In a functional language interface, you would probably be allowed to construct your own password generator by passing the constructor a PRNG function and an encoder*. Currying makes for convenience -- and possibly, depending on your style preferences, cleaner than subclassing.


PS: One reason your modules get criticized is because your docs suck. Even if your interface is generic, you want to give a specific, concrete example near or in the synopsis so that (T_ahh - T_wtf) is minimized.


* So the generator might be implemented as, simply, (.).

nothingmuch said...

Yes, functional programming definitely fits into this just as well (if not better), but we don't really use it in Perl

Nathan Kurz said...

Why do you say that the approach in Crypt:RandPasswd is 'hardly a solution'. I don't necessarily disagree, but I wonder which parts bother you. Is it the ugliness of the syntax, or that the override can't really be redistributed?
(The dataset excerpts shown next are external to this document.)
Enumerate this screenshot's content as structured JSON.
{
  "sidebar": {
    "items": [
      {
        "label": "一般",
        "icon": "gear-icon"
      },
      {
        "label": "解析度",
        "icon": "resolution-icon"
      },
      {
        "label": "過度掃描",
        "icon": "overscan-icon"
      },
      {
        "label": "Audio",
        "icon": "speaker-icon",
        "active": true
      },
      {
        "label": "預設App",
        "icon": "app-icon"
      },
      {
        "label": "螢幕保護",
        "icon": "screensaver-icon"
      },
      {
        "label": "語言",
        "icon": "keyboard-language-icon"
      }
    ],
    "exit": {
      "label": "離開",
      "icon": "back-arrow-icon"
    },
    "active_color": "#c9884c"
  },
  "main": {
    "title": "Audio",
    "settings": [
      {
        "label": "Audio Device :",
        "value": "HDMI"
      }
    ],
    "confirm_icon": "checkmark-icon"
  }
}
One could probably 'improve' the syntax in a general fashion by writing a module 'Override' such that 'use Override "Crypt::RandPasswd" => {rng => \&my_rng}' works. But would this be an improvement or even worse of an abomination?

For that matter, what would your ideal interface look like? Is 'use Crypt::RandPasswd rng => \&my_rng' what you are looking for? I ask because I'm running up against similar issues, and haven't yet come up with a solution I really like.

nothingmuch said...

C::RP is giving the user something sort of like a prototype object with one overridable method, 'rng'.

If instead if just provided a fine grained OO api that could easily be subclassed, where the different tasks, such as generating random data, generating an alphabet, picking sequences from it, etc.

Now, thinking about this, there is no reason whatsoever for the public API of the random data generation method to return an arbitrary floating point number with an arbitrary number of bits of percision. The data type doesn't fit, the interface becomes clumsy, etc.

If instead the method generated N bits and returned rthem as a packed string, or it would generate an integer between 0 and $n or something like that, it would have been much easier to provide an alternate random number generator. Sticking with the rand() builtin's API is just the wrong level of abstraction here.

And no, use Crypt::RandPasswd ( rng => ... ) changes nothing in the ill fitting semantics of the 'rng' callback. The only difference is that it implies the overriding is global, which is just evil (it may or may not be true, the import method could curry, instead).

It's not a question of the overriding syntax, it's a question of thinking about what it is that the random data generation api should look like when you're generating passwords.

A sensible answer is 'a sequence of randomly chosen characters', and a silly one is 'a floating point number between 0 and 1'

nothingmuch said...

A singleton prototype object, i should say.